Elle ignorait aussi qui était ce Pergen et s’il vivait à Venise, mais il ne lui fallut pas longtemps pour le découvrir. Dès le mercredi, elle savait qu’il y avait un colonel Pergen dans l’état-major du commandant de place. Le jour même, elle rédigea une lettre qu’elle déposa à la Kommandantur. Elle avait écrit qu’elle était en possession de documents relatifs au procès de Vérone et suggérait un rendez-vous au café Florian peu après neuf heures le lendemain matin – un moment où il n’y a encore presque personne. Elle attendrait dans la salle mauresque et lirait la Gazzetta di Venezia.
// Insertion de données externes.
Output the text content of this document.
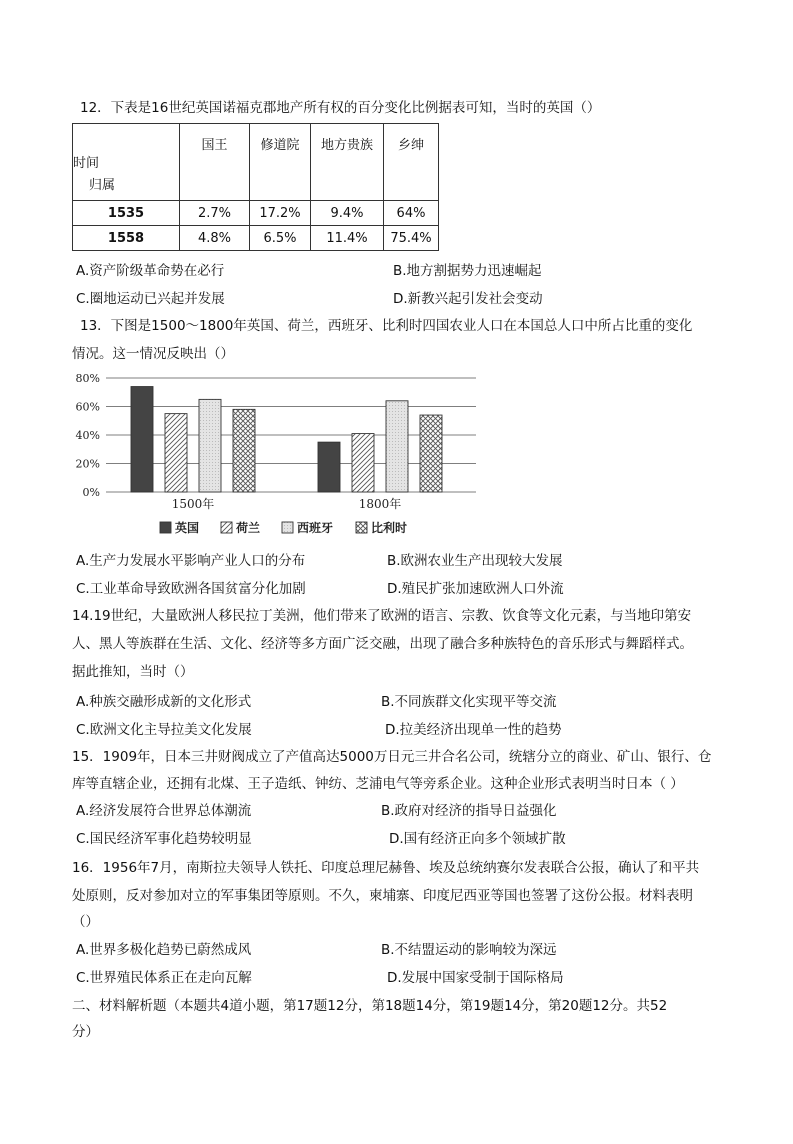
12．下表是16世纪英国诺福克郡地产所有权的百分变化比例据表可知，当时的英国（）
时间
归属	国王	修道院	地方贵族	乡绅
1535	2.7%	17.2%	9.4%	64%
1558	4.8%	6.5%	11.4%	75.4%
A.资产阶级革命势在必行	B.地方割据势力迅速崛起
C.圈地运动已兴起并发展	D.新教兴起引发社会变动
13．下图是1500～1800年英国、荷兰，西班牙、比利时四国农业人口在本国总人口中所占比重的变化
情况。这一情况反映出（）
0%
20%
40%
60%
80%
1500年	1800年
英国	荷兰	西班牙	比利时
A.生产力发展水平影响产业人口的分布	B.欧洲农业生产出现较大发展
C.工业革命导致欧洲各国贫富分化加剧	D.殖民扩张加速欧洲人口外流
14.19世纪，大量欧洲人移民拉丁美洲，他们带来了欧洲的语言、宗教、饮食等文化元素，与当地印第安
人、黑人等族群在生活、文化、经济等多方面广泛交融，出现了融合多种族特色的音乐形式与舞蹈样式。
据此推知，当时（）
A.种族交融形成新的文化形式	B.不同族群文化实现平等交流
C.欧洲文化主导拉美文化发展	D.拉美经济出现单一性的趋势
15．1909年，日本三井财阀成立了产值高达5000万日元三井合名公司，统辖分立的商业、矿山、银行、仓
库等直辖企业，还拥有北煤、王子造纸、钟纺、芝浦电气等旁系企业。这种企业形式表明当时日本（ ）
A.经济发展符合世界总体潮流	B.政府对经济的指导日益强化
C.国民经济军事化趋势较明显	D.国有经济正向多个领域扩散
16．1956年7月，南斯拉夫领导人铁托、印度总理尼赫鲁、埃及总统纳赛尔发表联合公报，确认了和平共
处原则，反对参加对立的军事集团等原则。不久，柬埔寨、印度尼西亚等国也签署了这份公报。材料表明
（）
A.世界多极化趋势已蔚然成风	B.不结盟运动的影响较为深远
C.世界殖民体系正在走向瓦解	D.发展中国家受制于国际格局
二、材料解析题（本题共4道小题，第17题12分，第18题14分，第19题14分，第20题12分。共52
分）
Ce jeudi matin-là, elle était la seule cliente qui lût ce journal dans cette pièce. Pergen, accompagné d’une demi-douzaine de chasseurs croates, n’eut donc aucun mal à l’identifier. Les militaires la conduisirent aussitôt chez elle, fouillèrent l’appartement pendant trois heures, mais ne trouvèrent rien, bien entendu. En fin d’après-midi, quand ils enfermèrent Emilia Farsetti dans une cellule de l’île Saint-George, ils connaissaient l’adresse de sa mère, de ses deux frères et de sa meilleure amie. Pergen ne lui avait pas caché qu’il irait aussi chez eux faire une perquisition.

La prisonnière avait posé les mains sur le rebord de la fenêtre et regardait la buée qui se formait sur la vitre quand elle respirait. Une mouette passa dans son champ de vision et disparut dans la brume. La veille, elle avait perdu tout repère à l’intérieur du bâtiment. La lumière du matin venait de la gauche ; donc, elle devait avoir vue sur le sud de la lagune et le Lido devait se trouver quelque part dans le brouillard. Ses accès de panique se faisaient de plus en plus fréquents et de plus en plus longs. Encore vingt-quatre heures et elle dirait sans doute au colonel Pergen où se trouvait sa planque.